Cetera, Ameriprise Face Class Action Lawsuits Over Data Breaches

The recent breaches at Cetera Financial and Ameriprise illustrate a troubling trend in the wealth‑management sector, where cyber‑criminals target the troves of personal and financial data held by advisory firms. In Cetera’s case, a compromised employee email account allowed attackers to harvest client names, Social Security numbers and account details, while Ameriprise fell victim to the notorious ShinyHunters ransomware group, which exfiltrated more than 200 GB of Salesforce records. Both incidents reveal gaps in security protocols and, notably for Ameriprise, a failure to promptly notify affected clients, fueling class‑action litigation.

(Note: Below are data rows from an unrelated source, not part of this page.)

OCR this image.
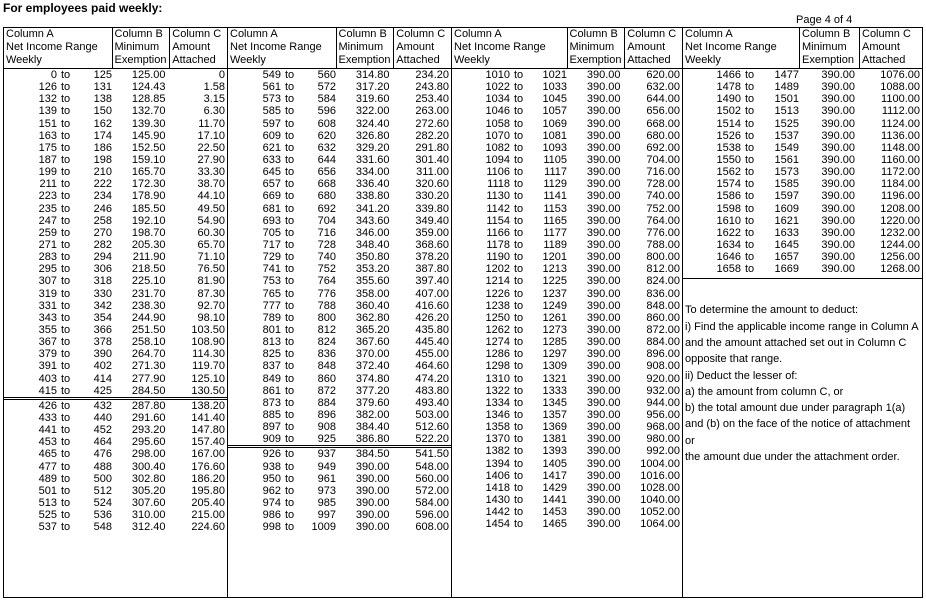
For employees paid weekly:
Page 4 of 4
Column A
Net Income Range
Weekly
Column B
Minimum
Exemption
Column C
Amount
Attached
0 to 125	125.00	0
126 to 131	124.43	1.58
132 to 138	128.85	3.15
139 to 150	132.70	6.30
151 to 162	139.30	11.70
163 to 174	145.90	17.10
175 to 186	152.50	22.50
187 to 198	159.10	27.90
199 to 210	165.70	33.30
211 to 222	172.30	38.70
223 to 234	178.90	44.10
235 to 246	185.50	49.50
247 to 258	192.10	54.90
259 to 270	198.70	60.30
271 to 282	205.30	65.70
283 to 294	211.90	71.10
295 to 306	218.50	76.50
307 to 318	225.10	81.90
319 to 330	231.70	87.30
331 to 342	238.30	92.70
343 to 354	244.90	98.10
355 to 366	251.50	103.50
367 to 378	258.10	108.90
379 to 390	264.70	114.30
391 to 402	271.30	119.70
403 to 414	277.90	125.10
415 to 425	284.50	130.50
426 to 432	287.80	138.20
433 to 440	291.60	141.40
441 to 452	293.20	147.80
453 to 464	295.60	157.40
465 to 476	298.00	167.00
477 to 488	300.40	176.60
489 to 500	302.80	186.20
501 to 512	305.20	195.80
513 to 524	307.60	205.40
525 to 536	310.00	215.00
537 to 548	312.40	224.60
Column A
Net Income Range
Weekly
Column B
Minimum
Exemption
Column C
Amount
Attached
549 to 560	314.80	234.20
561 to 572	317.20	243.80
573 to 584	319.60	253.40
585 to 596	322.00	263.00
597 to 608	324.40	272.60
609 to 620	326.80	282.20
621 to 632	329.20	291.80
633 to 644	331.60	301.40
645 to 656	334.00	311.00
657 to 668	336.40	320.60
669 to 680	338.80	330.20
681 to 692	341.20	339.80
693 to 704	343.60	349.40
705 to 716	346.00	359.00
717 to 728	348.40	368.60
729 to 740	350.80	378.20
741 to 752	353.20	387.80
753 to 764	355.60	397.40
765 to 776	358.00	407.00
777 to 788	360.40	416.60
789 to 800	362.80	426.20
801 to 812	365.20	435.80
813 to 824	367.60	445.40
825 to 836	370.00	455.00
837 to 848	372.40	464.60
849 to 860	374.80	474.20
861 to 872	377.20	483.80
873 to 884	379.60	493.40
885 to 896	382.00	503.00
897 to 908	384.40	512.60
909 to 925	386.80	522.20
926 to 937	384.50	541.50
938 to 949	390.00	548.00
950 to 961	390.00	560.00
962 to 973	390.00	572.00
974 to 985	390.00	584.00
986 to 997	390.00	596.00
998 to 1009	390.00	608.00
Column A
Net Income Range
Weekly
Column B
Minimum
Exemption
Column C
Amount
Attached
1010 to 1021	390.00	620.00
1022 to 1033	390.00	632.00
1034 to 1045	390.00	644.00
1046 to 1057	390.00	656.00
1058 to 1069	390.00	668.00
1070 to 1081	390.00	680.00
1082 to 1093	390.00	692.00
1094 to 1105	390.00	704.00
1106 to 1117	390.00	716.00
1118 to 1129	390.00	728.00
1130 to 1141	390.00	740.00
1142 to 1153	390.00	752.00
1154 to 1165	390.00	764.00
1166 to 1177	390.00	776.00
1178 to 1189	390.00	788.00
1190 to 1201	390.00	800.00
1202 to 1213	390.00	812.00
1214 to 1225	390.00	824.00
1226 to 1237	390.00	836.00
1238 to 1249	390.00	848.00
1250 to 1261	390.00	860.00
1262 to 1273	390.00	872.00
1274 to 1285	390.00	884.00
1286 to 1297	390.00	896.00
1298 to 1309	390.00	908.00
1310 to 1321	390.00	920.00
1322 to 1333	390.00	932.00
1334 to 1345	390.00	944.00
1346 to 1357	390.00	956.00
1358 to 1369	390.00	968.00
1370 to 1381	390.00	980.00
1382 to 1393	390.00	992.00
1394 to 1405	390.00	1004.00
1406 to 1417	390.00	1016.00
1418 to 1429	390.00	1028.00
1430 to 1441	390.00	1040.00
1442 to 1453	390.00	1052.00
1454 to 1465	390.00	1064.00
Column A
Net Income Range
Weekly
Column B
Minimum
Exemption
Column C
Amount
Attached
1466 to 1477	390.00	1076.00
1478 to 1489	390.00	1088.00
1490 to 1501	390.00	1100.00
1502 to 1513	390.00	1112.00
1514 to 1525	390.00	1124.00
1526 to 1537	390.00	1136.00
1538 to 1549	390.00	1148.00
1550 to 1561	390.00	1160.00
1562 to 1573	390.00	1172.00
1574 to 1585	390.00	1184.00
1586 to 1597	390.00	1196.00
1598 to 1609	390.00	1208.00
1610 to 1621	390.00	1220.00
1622 to 1633	390.00	1232.00
1634 to 1645	390.00	1244.00
1646 to 1657	390.00	1256.00
1658 to 1669	390.00	1268.00
To determine the amount to deduct:
i) Find the applicable income range in Column A
and the amount attached set out in Column C
opposite that range.
ii) Deduct the lesser of:
a) the amount from column C, or
b) the total amount due under paragraph 1(a)
and (b) on the face of the notice of attachment or
the amount due under the attachment order.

Regulators are responding with heightened vigilance. FINRA’s new Financial Intelligence Fusion Center provides a secure, real‑time platform for member firms to exchange threat intelligence, coordinate responses, and access forensic expertise. This initiative reflects broader industry pressure to adopt proactive cyber‑risk management, especially for smaller advisory firms lacking dedicated security teams. By aggregating data from multiple breaches, the Fusion Center aims to identify common attack vectors—such as credential theft and ransomware extortion—and disseminate actionable mitigation strategies.

For financial services firms, the stakes are increasingly high. Beyond potential fines and legal settlements, data breaches erode client trust, a critical asset in wealth management. Companies must invest in multi‑factor authentication, continuous monitoring, and rapid breach‑notification procedures to meet both regulatory expectations and client expectations. As class actions gain momentum, firms that demonstrate robust, transparent security practices will be better positioned to avoid costly litigation and preserve their reputational capital in an environment where cyber threats are now a strategic business risk.